Vio escrita la pregunta en mi rostro, de modo que siguió hablando.
—A los travestidos les gusta vestirse de mujer, pero casi siempre prefieren hacérselo con una mujer, aunque la verdad es que a muchos les gustan más los hombres, aunque no son transexuales.
—¿Qué? —exclamé, casi a voz en grito—. ¡Te lo estás inventando!
—¡Es verdad, te lo juro! Los transexuales preferirían ser del sexo opuesto. —Exhibió una sonrisa triunfante.
—Voy a ser incapaz de recordar todo esto. ¿Me estás diciendo que hay gente, hombres y mujeres, que quieren ser del sexo opuesto?
—Y algunos hasta se operan y todo. Sí, hombre. Los tíos se la cortan y…
—¡Basta! —grité, y crucé las piernas—. Es como ese chico que mencionaste antes, al que le cortaron las pelotas. ¿Le pasó de verdad?
—De verdad de la buena. Pero cambiemos de tema, ¿vale? —dijo con tristeza, ya sin el menor atisbo de confianza.
Había estado bien hablar de algo distinto de lo que estábamos haciendo, dando vueltas y vueltas por la línea de Circle con dos amenazadoras maletas. El sexo siempre era un buen tema de conversación para los chicos como nosotros.
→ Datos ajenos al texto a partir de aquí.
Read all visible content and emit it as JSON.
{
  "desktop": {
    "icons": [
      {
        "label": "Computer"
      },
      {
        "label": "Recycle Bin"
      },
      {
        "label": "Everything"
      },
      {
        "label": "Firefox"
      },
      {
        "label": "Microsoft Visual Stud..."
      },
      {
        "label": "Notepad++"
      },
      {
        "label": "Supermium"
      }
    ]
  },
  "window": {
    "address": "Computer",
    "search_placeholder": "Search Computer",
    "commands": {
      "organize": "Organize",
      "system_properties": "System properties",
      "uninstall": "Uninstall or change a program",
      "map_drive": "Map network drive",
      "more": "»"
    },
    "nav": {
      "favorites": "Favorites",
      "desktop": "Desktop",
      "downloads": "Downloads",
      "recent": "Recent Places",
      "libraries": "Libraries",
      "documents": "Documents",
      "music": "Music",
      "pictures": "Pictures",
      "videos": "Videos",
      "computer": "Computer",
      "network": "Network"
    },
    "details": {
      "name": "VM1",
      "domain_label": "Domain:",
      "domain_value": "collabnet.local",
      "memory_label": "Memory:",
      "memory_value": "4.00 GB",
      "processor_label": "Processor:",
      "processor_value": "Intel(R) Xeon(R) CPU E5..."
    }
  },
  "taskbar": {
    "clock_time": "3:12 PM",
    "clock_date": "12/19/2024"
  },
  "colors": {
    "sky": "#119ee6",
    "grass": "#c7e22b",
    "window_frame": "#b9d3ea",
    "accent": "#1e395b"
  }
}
Luego le pregunté dónde estaba Hampstead y si conocía un pub llamado el Castillo de Jack Straw. Me dijo que Hampstead estaba muy lejos, en algún lugar al norte de Londres, pero que nunca había oído el nombre del pub. La verdad es que era comprensible, pues los chicos de nuestra edad conocían los nombres de los cines de barrio y las cafeterías, pero no de los pubs. Angel, contento de poder hablar de otra cosa que no fuese el chico mutilado, me siguió diciendo que podía obtener un mapa del metro cuando nos bajásemos en la estación de St. James’s Park, un poco más tarde.
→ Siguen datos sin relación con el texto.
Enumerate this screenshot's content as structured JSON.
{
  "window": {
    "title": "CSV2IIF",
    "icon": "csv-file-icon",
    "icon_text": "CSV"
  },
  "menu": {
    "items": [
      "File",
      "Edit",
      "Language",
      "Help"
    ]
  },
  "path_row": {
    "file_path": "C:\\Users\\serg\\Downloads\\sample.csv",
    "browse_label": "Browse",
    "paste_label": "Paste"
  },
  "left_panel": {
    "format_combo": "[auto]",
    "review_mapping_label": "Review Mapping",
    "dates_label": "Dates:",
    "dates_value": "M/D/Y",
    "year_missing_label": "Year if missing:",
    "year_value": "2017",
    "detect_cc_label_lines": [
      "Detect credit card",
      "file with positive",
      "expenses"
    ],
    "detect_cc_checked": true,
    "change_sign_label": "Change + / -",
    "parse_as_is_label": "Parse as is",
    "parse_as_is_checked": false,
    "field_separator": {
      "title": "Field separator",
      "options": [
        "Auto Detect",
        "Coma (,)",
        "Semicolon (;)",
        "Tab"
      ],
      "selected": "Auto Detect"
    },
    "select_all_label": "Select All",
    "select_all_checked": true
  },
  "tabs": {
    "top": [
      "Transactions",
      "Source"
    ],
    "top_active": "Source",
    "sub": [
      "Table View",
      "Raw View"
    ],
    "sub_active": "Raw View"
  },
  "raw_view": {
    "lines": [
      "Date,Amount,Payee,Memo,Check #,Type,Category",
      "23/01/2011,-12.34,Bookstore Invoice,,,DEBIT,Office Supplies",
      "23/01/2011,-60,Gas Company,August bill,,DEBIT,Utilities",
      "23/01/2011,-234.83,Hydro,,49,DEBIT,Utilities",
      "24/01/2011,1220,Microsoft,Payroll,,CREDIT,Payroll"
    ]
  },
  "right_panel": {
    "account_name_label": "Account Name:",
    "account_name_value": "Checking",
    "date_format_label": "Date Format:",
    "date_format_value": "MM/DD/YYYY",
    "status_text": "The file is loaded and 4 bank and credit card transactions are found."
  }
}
Un poco más tarde resultó ser mucho más tarde. Pese a lo mucho que me gustaba Angel, y me gustaba de verdad, empezaba a aburrirme, y se me empezaba a notar. Se esforzaba por distraerme contándome chistes y anécdotas del correccional, y yo hice el esfuerzo de contarle mis propios chistes e historias de mi infancia en Liverpool. Al final, empezamos a contarnos historias bélicas, pues ambos habíamos nacido en plena guerra. Por lo menos, teníamos una especie de vínculo, algo que nos unía a los dos. Ambos éramos «niños de la guerra» de 1943 y tal como descubrí, a los dos nos chiflaba todo lo americano, especialmente los cómics americanos. ¿Qué diablos estaban haciendo dos niños de la guerra dando vueltas y más vueltas por la línea de Circle?
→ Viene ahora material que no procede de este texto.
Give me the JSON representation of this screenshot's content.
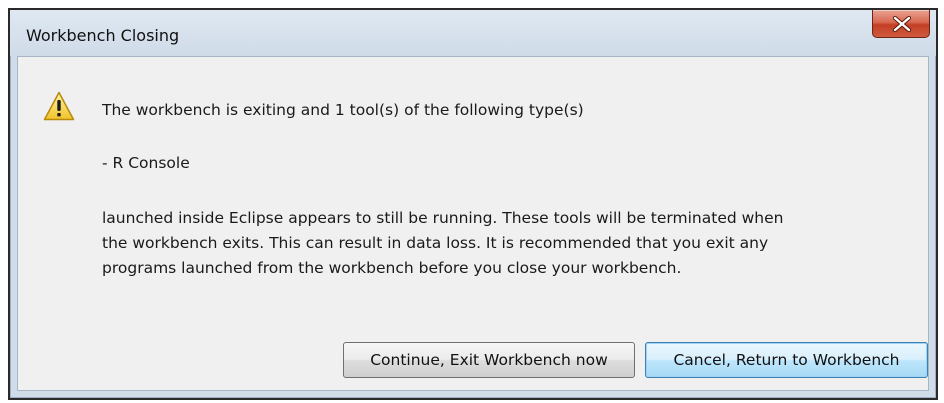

A las nueve salimos a St. James’s Park y nos detuvimos junto a una parada de autobús, como si estuviéramos esperando uno. Al cabo de minutos, un coche se nos acercó, cargamos las maletas en el maletero y nos aproximamos a la ventanilla, donde vi al tipo que Angel había descrito como el pederasta. Le dio a mi amigo un periódico, nos guiñó un ojo a ambos, se despidió con un amigable gesto y se fue con el coche como alma que lleva el diablo. Escondidas en el interior del periódico había veinte libras, todas en billetes de una. Nos repartimos el dinero y, una vez liberados de la preocupación y de la carga, nos encaminamos hacia el Dilly como si fuéramos un par de chiquillos de vacaciones, cantando el «Move it» de Cliff Richard.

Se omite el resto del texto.